Currently, tissue engineering has been limited to growing small pieces of tissue, because larger dimensions reduce the oxygen supply to the cells in the center of the tissue.

The team of researchers, led by Adam Perriman from the University of Bristol and Professor Anthony Hollander from the University of Liverpool, synthesized a new class of artificial membrane binding proteins that can be attached to stem cells.

By attaching an oxygen-carrying protein, myoglobin, to the stem cells before they are used to engineer cartilage, they ensure that each cell has its own oxygen reservoir that it can access when the oxygen in the scaffold drops to dangerously low levels.

The team’s open-access findings, published June 18 in Nature Communications, could expand the possibilities in tissue engineering, including other tissue such as cardiac muscle or bone.

“Creating larger pieces of cartilage gives us a possible way of repairing some of the worst damage to human joint tissue, such as the debilitating changes seen in hip or knee osteoarthritis or the severe injuries caused by major trauma, for example in road traffic accidents or war injuries,” said Hollander.

Hollander’s pioneering work includes the development of a method of creating cartilage cells from stem cells, which helped to make possible the first successful transplant of a tissue-engineered trachea, using the patient’s own stem cells.
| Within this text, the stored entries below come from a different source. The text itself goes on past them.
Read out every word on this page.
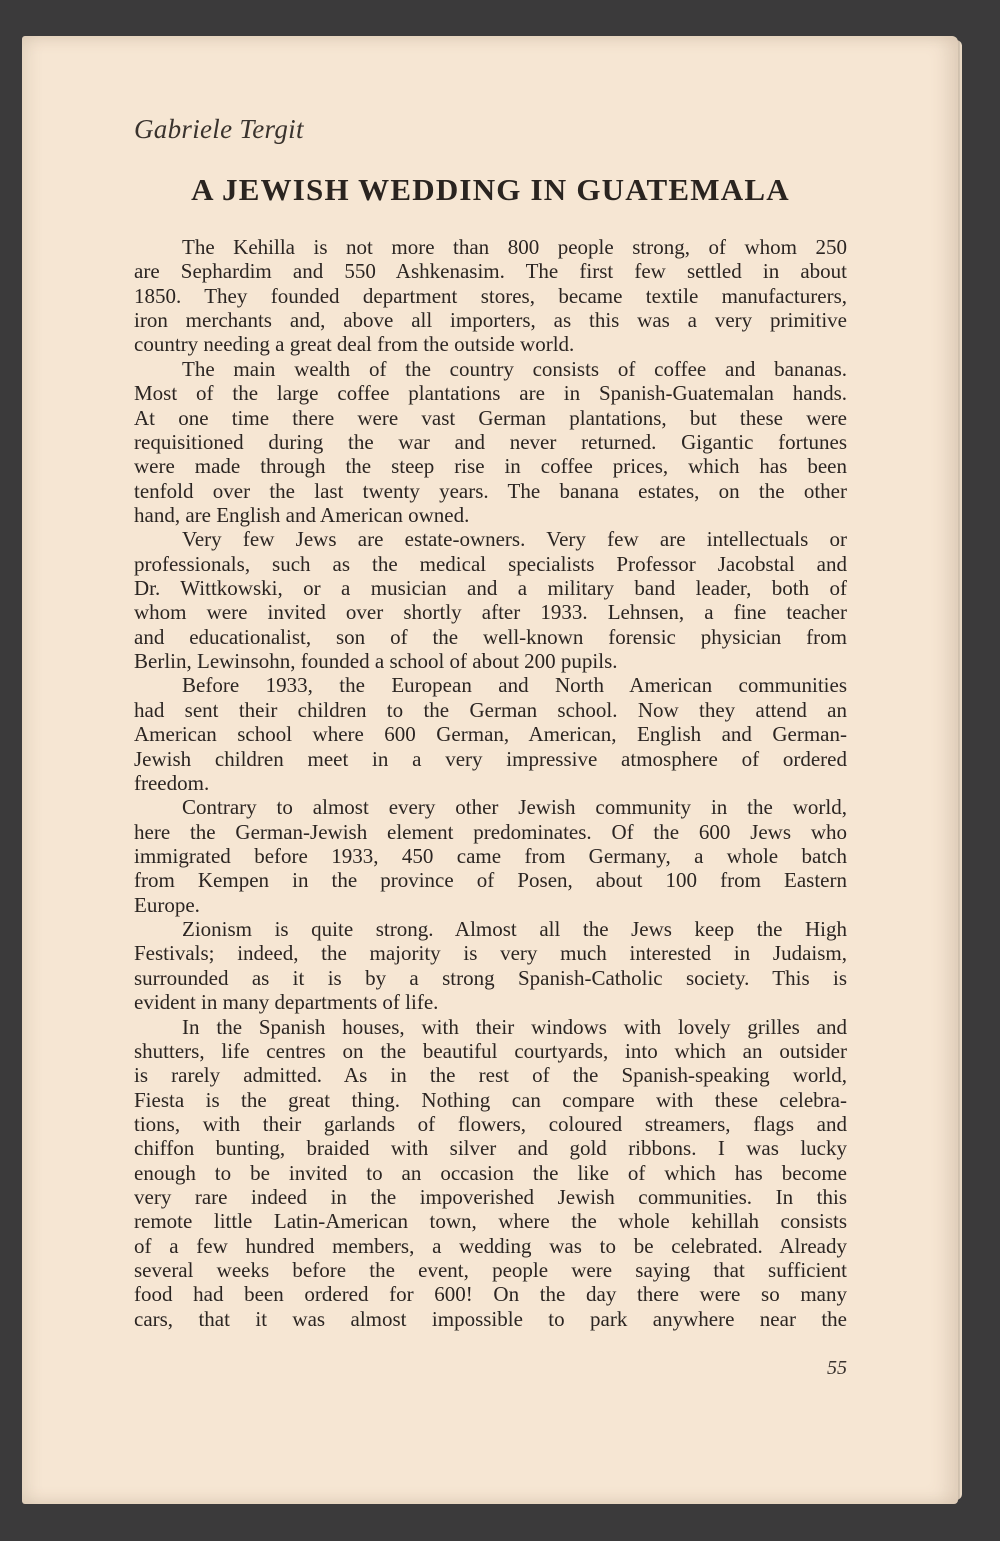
Gabriele Tergit
A JEWISH WEDDING IN GUATEMALA
The Kehilla is not more than 800 people strong, of whom 250
are Sephardim and 550 Ashkenasim. The first few settled in about
1850. They founded department stores, became textile manufacturers,
iron merchants and, above all importers, as this was a very primitive
country needing a great deal from the outside world.
The main wealth of the country consists of coffee and bananas.
Most of the large coffee plantations are in Spanish-Guatemalan hands.
At one time there were vast German plantations, but these were
requisitioned during the war and never returned. Gigantic fortunes
were made through the steep rise in coffee prices, which has been
tenfold over the last twenty years. The banana estates, on the other
hand, are English and American owned.
Very few Jews are estate-owners. Very few are intellectuals or
professionals, such as the medical specialists Professor Jacobstal and
Dr. Wittkowski, or a musician and a military band leader, both of
whom were invited over shortly after 1933. Lehnsen, a fine teacher
and educationalist, son of the well-known forensic physician from
Berlin, Lewinsohn, founded a school of about 200 pupils.
Before 1933, the European and North American communities
had sent their children to the German school. Now they attend an
American school where 600 German, American, English and German-
Jewish children meet in a very impressive atmosphere of ordered
freedom.
Contrary to almost every other Jewish community in the world,
here the German-Jewish element predominates. Of the 600 Jews who
immigrated before 1933, 450 came from Germany, a whole batch
from Kempen in the province of Posen, about 100 from Eastern
Europe.
Zionism is quite strong. Almost all the Jews keep the High
Festivals; indeed, the majority is very much interested in Judaism,
surrounded as it is by a strong Spanish-Catholic society. This is
evident in many departments of life.
In the Spanish houses, with their windows with lovely grilles and
shutters, life centres on the beautiful courtyards, into which an outsider
is rarely admitted. As in the rest of the Spanish-speaking world,
Fiesta is the great thing. Nothing can compare with these celebra-
tions, with their garlands of flowers, coloured streamers, flags and
chiffon bunting, braided with silver and gold ribbons. I was lucky
enough to be invited to an occasion the like of which has become
very rare indeed in the impoverished Jewish communities. In this
remote little Latin-American town, where the whole kehillah consists
of a few hundred members, a wedding was to be celebrated. Already
several weeks before the event, people were saying that sufficient
food had been ordered for 600! On the day there were so many
cars, that it was almost impossible to park anywhere near the
55
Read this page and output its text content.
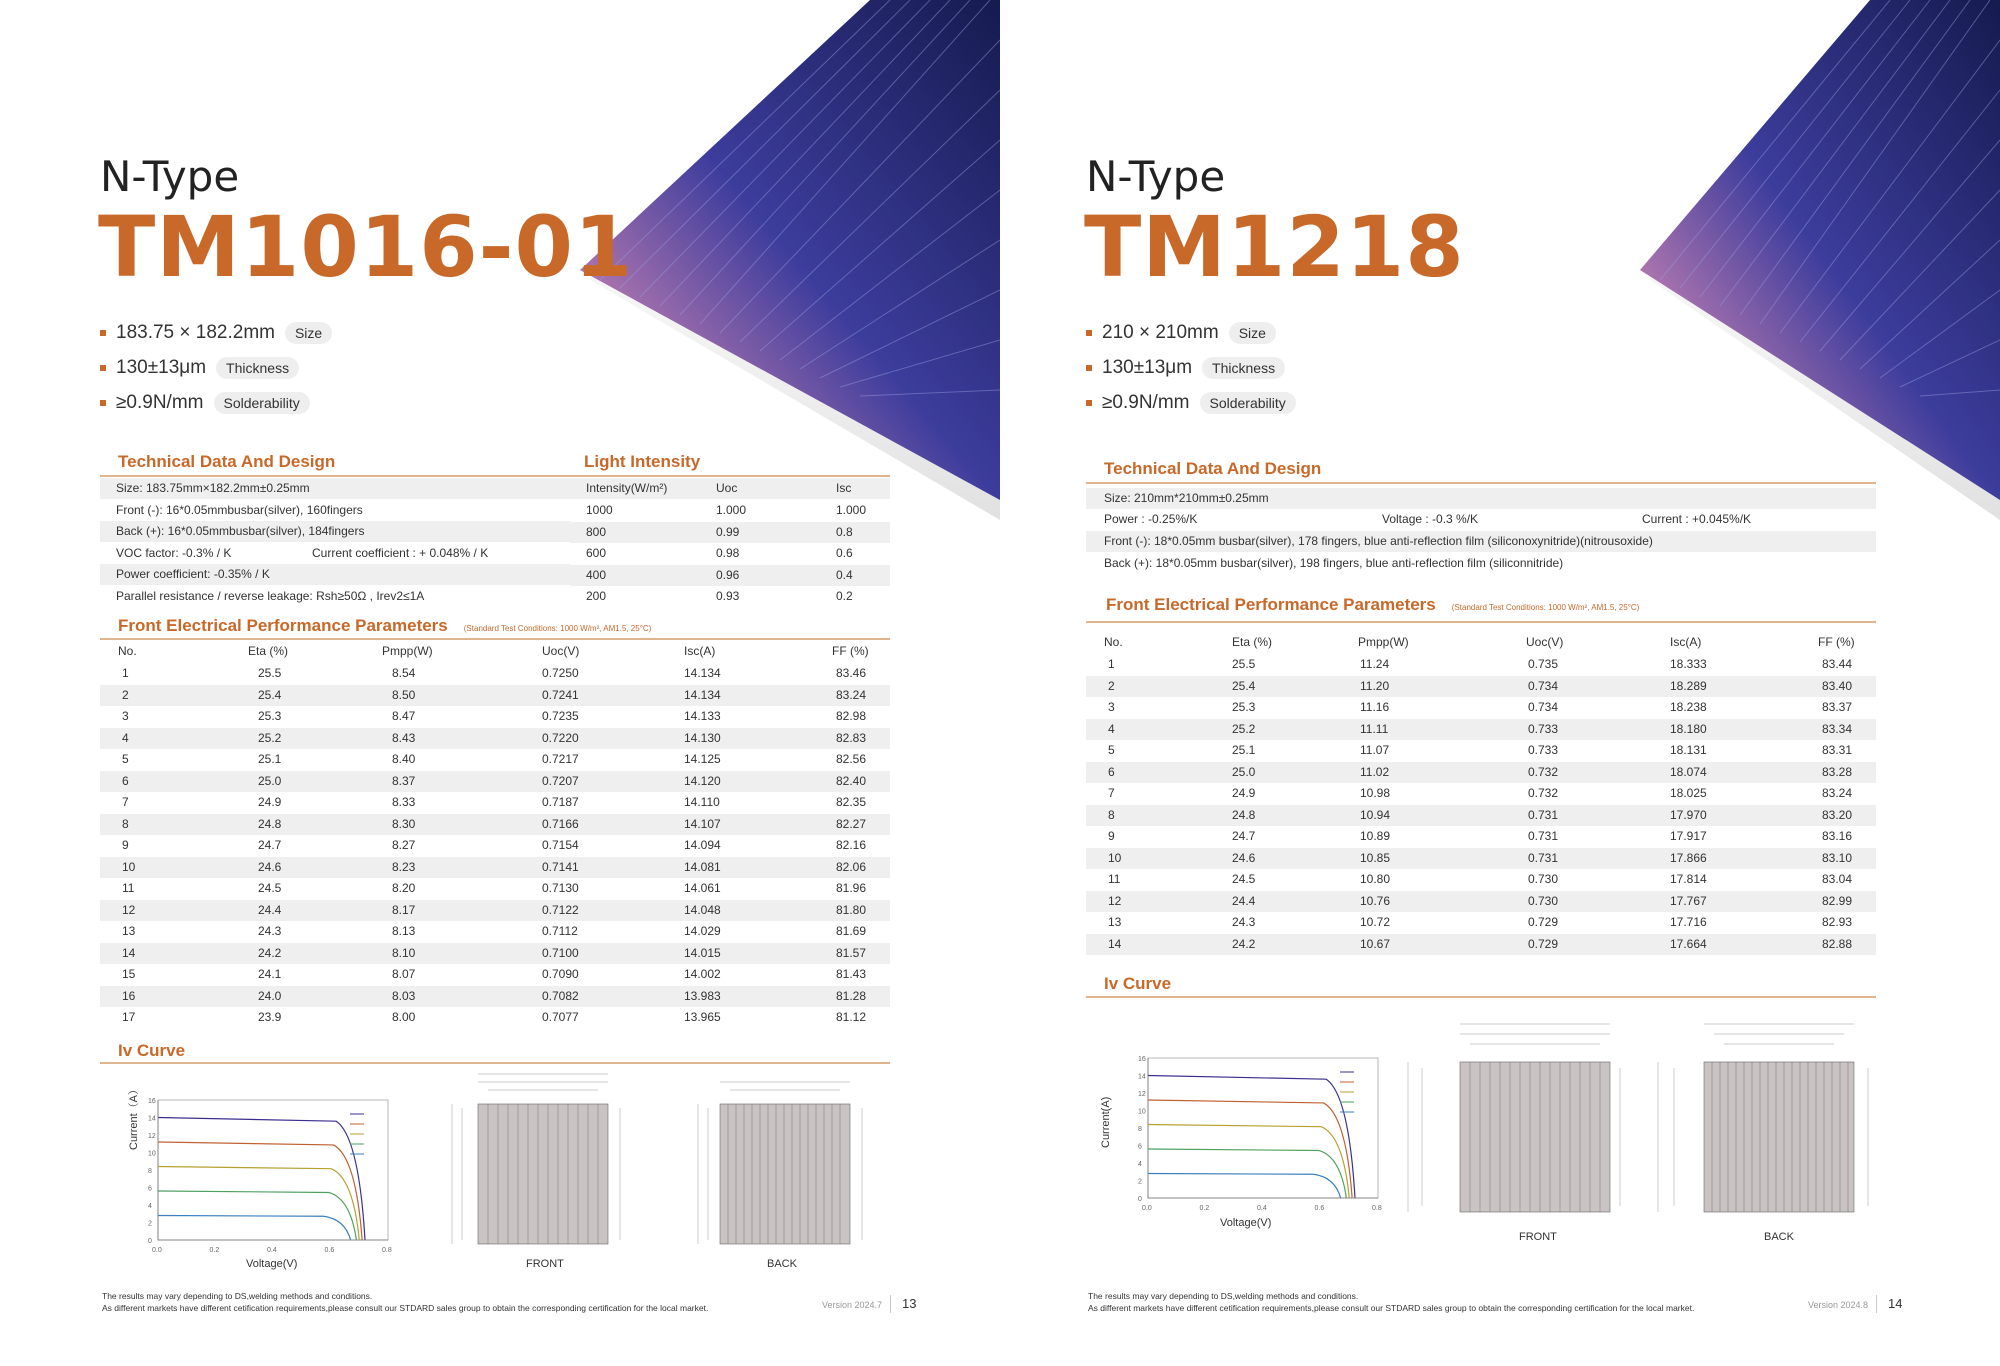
N-Type
TM1016-01
183.75 × 182.2mm	Size
130±13μm	Thickness
≥0.9N/mm	Solderability
Technical Data And Design	Light Intensity
Size: 183.75mm×182.2mm±0.25mm
Front (-): 16*0.05mmbusbar(silver), 160fingers
Back (+): 16*0.05mmbusbar(silver), 184fingers
VOC factor: -0.3% / K	Current coefficient : + 0.048% / K
Power coefficient: -0.35% / K
Parallel resistance / reverse leakage: Rsh≥50Ω , Irev2≤1A
Intensity(W/m²)	Uoc	Isc
1000	1.000	1.000
800	0.99	0.8
600	0.98	0.6
400	0.96	0.4
200	0.93	0.2
Front Electrical Performance Parameters (Standard Test Conditions: 1000 W/m², AM1.5, 25°C)
No.	Eta (%)	Pmpp(W)	Uoc(V)	Isc(A)	FF (%)
1	25.5	8.54	0.7250	14.134	83.46
2	25.4	8.50	0.7241	14.134	83.24
3	25.3	8.47	0.7235	14.133	82.98
4	25.2	8.43	0.7220	14.130	82.83
5	25.1	8.40	0.7217	14.125	82.56
6	25.0	8.37	0.7207	14.120	82.40
7	24.9	8.33	0.7187	14.110	82.35
8	24.8	8.30	0.7166	14.107	82.27
9	24.7	8.27	0.7154	14.094	82.16
10	24.6	8.23	0.7141	14.081	82.06
11	24.5	8.20	0.7130	14.061	81.96
12	24.4	8.17	0.7122	14.048	81.80
13	24.3	8.13	0.7112	14.029	81.69
14	24.2	8.10	0.7100	14.015	81.57
15	24.1	8.07	0.7090	14.002	81.43
16	24.0	8.03	0.7082	13.983	81.28
17	23.9	8.00	0.7077	13.965	81.12
Iv Curve
0.0	0.2	0.4	0.6	0.8
0
2
4
6
8
10
12
14
16
Current（A）
Voltage(V)	FRONT	BACK
The results may vary depending to DS,welding methods and conditions.
As different markets have different cetification requirements,please consult our STDARD sales group to obtain the corresponding certification for the local market.	Version 2024.7 13
N-Type
TM1218
210 × 210mm	Size
130±13μm	Thickness
≥0.9N/mm	Solderability
Technical Data And Design
Size: 210mm*210mm±0.25mm
Power : -0.25%/K	Voltage : -0.3 %/K	Current : +0.045%/K
Front (-): 18*0.05mm busbar(silver), 178 fingers, blue anti-reflection film (siliconoxynitride)(nitrousoxide)
Back (+): 18*0.05mm busbar(silver), 198 fingers, blue anti-reflection film (siliconnitride)
Front Electrical Performance Parameters (Standard Test Conditions: 1000 W/m², AM1.5, 25°C)
No.	Eta (%)	Pmpp(W)	Uoc(V)	Isc(A)	FF (%)
1	25.5	11.24	0.735	18.333	83.44
2	25.4	11.20	0.734	18.289	83.40
3	25.3	11.16	0.734	18.238	83.37
4	25.2	11.11	0.733	18.180	83.34
5	25.1	11.07	0.733	18.131	83.31
6	25.0	11.02	0.732	18.074	83.28
7	24.9	10.98	0.732	18.025	83.24
8	24.8	10.94	0.731	17.970	83.20
9	24.7	10.89	0.731	17.917	83.16
10	24.6	10.85	0.731	17.866	83.10
11	24.5	10.80	0.730	17.814	83.04
12	24.4	10.76	0.730	17.767	82.99
13	24.3	10.72	0.729	17.716	82.93
14	24.2	10.67	0.729	17.664	82.88
Iv Curve
0.0	0.2	0.4	0.6	0.8
0
2
4
6
8
10
12
14
16
Current(A)
Voltage(V)
FRONT	BACK
The results may vary depending to DS,welding methods and conditions.
As different markets have different cetification requirements,please consult our STDARD sales group to obtain the corresponding certification for the local market.	Version 2024.8 14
Abstract of Artificial membrane-binding proteins stimulate oxygenation of stem cells during engineering of large cartilage tissue

Restricted oxygen diffusion can result in central cell necrosis in engineered tissue, a problem that is exacerbated when engineering large tissue constructs for clinical application. Here we show that pre-treating human mesenchymal stem cells (hMSCs) with synthetic membrane-active myoglobin-polymer–surfactant complexes can provide a reservoir of oxygen capable of alleviating necrosis at the centre of hyaline cartilage. This is achieved through the development of a new cell functionalization methodology based on polymer–surfactant conjugation, which allows the delivery of functional proteins to the hMSC membrane. This new approach circumvents the need for cell surface engineering using protein chimerization or genetic transfection, and we demonstrate that the surface-modified hMSCs retain their ability to proliferate and to undergo multilineage differentiation. The functionalization technology is facile, versatile and non-disruptive, and in addition to tissue oxygenation, it should have far-reaching application in a host of tissue engineering and cell-based therapies.